これに対し、岸田総理大臣は「国会の発議に向けた手続きを進めるためにも、国会でこれまで以上に積極的な議論が行われることを期待する。自民党総裁として、あえて申し上げれば、党内の議論を加速させるなど憲法改正の課題に責任を持って取り組む決意だ」と述べました。

立民 吉田晴美氏 ジャニー喜多川氏の性加害問題について

▽立憲民主党の吉田晴美氏はジャニー喜多川氏の性加害の問題について「有効な再発防止策を講じるため、被害者に会ってヒアリングすべきではないか。児童虐待防止法の改正案について与野党協議に応じてもらいたい」と求めました。

これに対し、岸田総理大臣は「当事者などの声を聞き、被害の実態把握に努めることは大切だ。これまでも関係府省で被害当事者や支援者などから直接、話をうかがい、子どもの性被害の特徴などを十分に踏まえたうえで緊急対策を立案し、実施してきた。改正案は議員立法として提出されたもので、取り扱いなどは今後、国会で議論いただくものだ」と述べました。

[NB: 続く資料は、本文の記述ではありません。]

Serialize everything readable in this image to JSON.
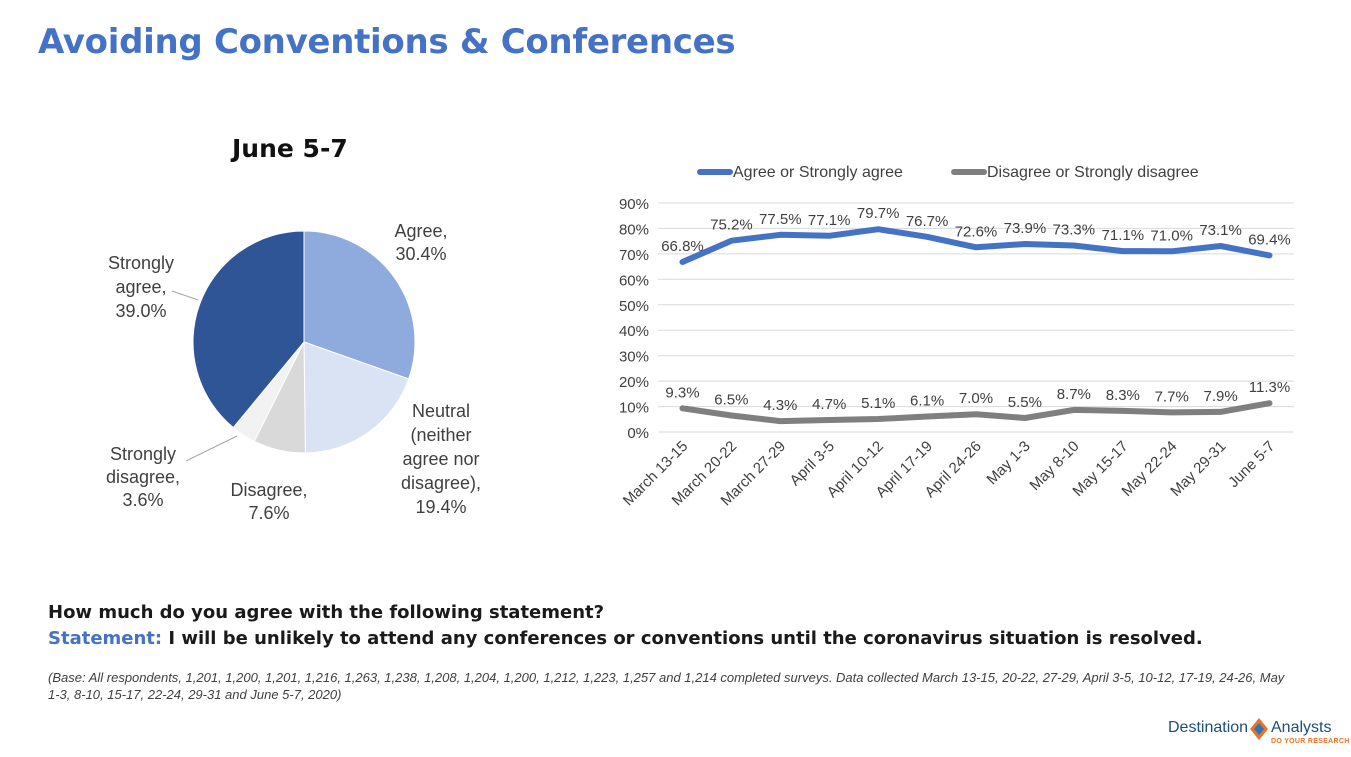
{
  "title": "Avoiding Conventions & Conferences",
  "question": "How much do you agree with the following statement?",
  "statement_label": "Statement:",
  "statement_text": " I will be unlikely to attend any conferences or conventions until the coronavirus situation is resolved.",
  "base_note": "(Base: All respondents, 1,201, 1,200, 1,201, 1,216, 1,263, 1,238, 1,208, 1,204, 1,200, 1,212, 1,223, 1,257 and 1,214 completed surveys. Data collected March 13-15, 20-22, 27-29, April 3-5, 10-12, 17-19, 24-26, May 1-3, 8-10, 15-17, 22-24, 29-31 and June 5-7, 2020)",
  "logo": {
    "name_left": "Destination",
    "name_right": "Analysts",
    "tagline": "DO YOUR RESEARCH"
  },
  "chart_data": [
    {
      "type": "pie",
      "title": "June 5-7",
      "slices": [
        {
          "label_lines": [
            "Agree,",
            "30.4%"
          ],
          "value": 30.4,
          "color": "#8FAADC"
        },
        {
          "label_lines": [
            "Neutral",
            "(neither",
            "agree nor",
            "disagree),",
            "19.4%"
          ],
          "value": 19.4,
          "color": "#DAE3F3"
        },
        {
          "label_lines": [
            "Disagree,",
            "7.6%"
          ],
          "value": 7.6,
          "color": "#D9D9D9"
        },
        {
          "label_lines": [
            "Strongly",
            "disagree,",
            "3.6%"
          ],
          "value": 3.6,
          "color": "#F2F2F2"
        },
        {
          "label_lines": [
            "Strongly",
            "agree,",
            "39.0%"
          ],
          "value": 39.0,
          "color": "#2F5597"
        }
      ]
    },
    {
      "type": "line",
      "categories": [
        "March 13-15",
        "March 20-22",
        "March 27-29",
        "April 3-5",
        "April 10-12",
        "April 17-19",
        "April 24-26",
        "May 1-3",
        "May 8-10",
        "May 15-17",
        "May 22-24",
        "May 29-31",
        "June 5-7"
      ],
      "ylim": [
        0,
        90
      ],
      "yticks": [
        "0%",
        "10%",
        "20%",
        "30%",
        "40%",
        "50%",
        "60%",
        "70%",
        "80%",
        "90%"
      ],
      "legend_position": "top",
      "grid": true,
      "series": [
        {
          "name": "Agree or Strongly agree",
          "color": "#4472C4",
          "values": [
            66.8,
            75.2,
            77.5,
            77.1,
            79.7,
            76.7,
            72.6,
            73.9,
            73.3,
            71.1,
            71.0,
            73.1,
            69.4
          ],
          "labels": [
            "66.8%",
            "75.2%",
            "77.5%",
            "77.1%",
            "79.7%",
            "76.7%",
            "72.6%",
            "73.9%",
            "73.3%",
            "71.1%",
            "71.0%",
            "73.1%",
            "69.4%"
          ]
        },
        {
          "name": "Disagree or Strongly disagree",
          "color": "#7F7F7F",
          "values": [
            9.3,
            6.5,
            4.3,
            4.7,
            5.1,
            6.1,
            7.0,
            5.5,
            8.7,
            8.3,
            7.7,
            7.9,
            11.3
          ],
          "labels": [
            "9.3%",
            "6.5%",
            "4.3%",
            "4.7%",
            "5.1%",
            "6.1%",
            "7.0%",
            "5.5%",
            "8.7%",
            "8.3%",
            "7.7%",
            "7.9%",
            "11.3%"
          ]
        }
      ]
    }
  ]
}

このほか岸田総理大臣は、今の健康保険証を来年秋に廃止してマイナンバーカードと一体化する方針について「ひも付けの総点検とその後の修正作業の状況も見定めた上で、さらなる期間が必要と判断された場合には必要な対応を行っていく」と述べ、総点検などの状況次第では廃止の延期も含め必要な対応を取る意向を示しました。

また岸田総理大臣は、少子化対策の一環としての児童手当の拡充に伴い、高校生の扶養控除を廃止するかどうかについて「今後、整理を進める必要があるとしても、高校生の扶養控除の廃止を前提とした議論や検討をしている事実はない」と述べました。

立民 泉代表「何も答えない答弁 政治家としてのことばを」

立憲民主党の泉代表は、記者団に対し「岸田総理大臣は所信表明演説で『経済、経済、経済』と言ったが中身はほとんど明らかになっておらず、きょうも検討や注視はするが、結局何も答えない答弁だった。答弁書を読んでおしまいでは役所に聞くのと同じで、政治家としてのことばを述べてもらわなければならない」と述べました。

そのうえで「所得税減税は自民党内にも賛否両論があり、岸田総理大臣が指示をしても、先行きは不透明だ。実施できるかわからないが、とにかく選挙の前に、ことばだけ先に出しておいたという段階ではないか」と批判しました。

ジャニーズ問題 当事者の会副代表「首相と面会し直接話したい」

「ジャニーズ性加害問題当事者の会」の副代表を務める石丸志門さんは、衆議院本会議の代表質問を傍聴したあと記者団に対し「国会の議事録に残る場面で『ジャニーズ』ということばが出てきたのは、大きな一歩になる。ぜひ岸田総理大臣と面会し、被害者の窮状を直接話すことができればと思っている。政府・与党にも積極的にこの問題に取り組んでもらいたい」と述べました。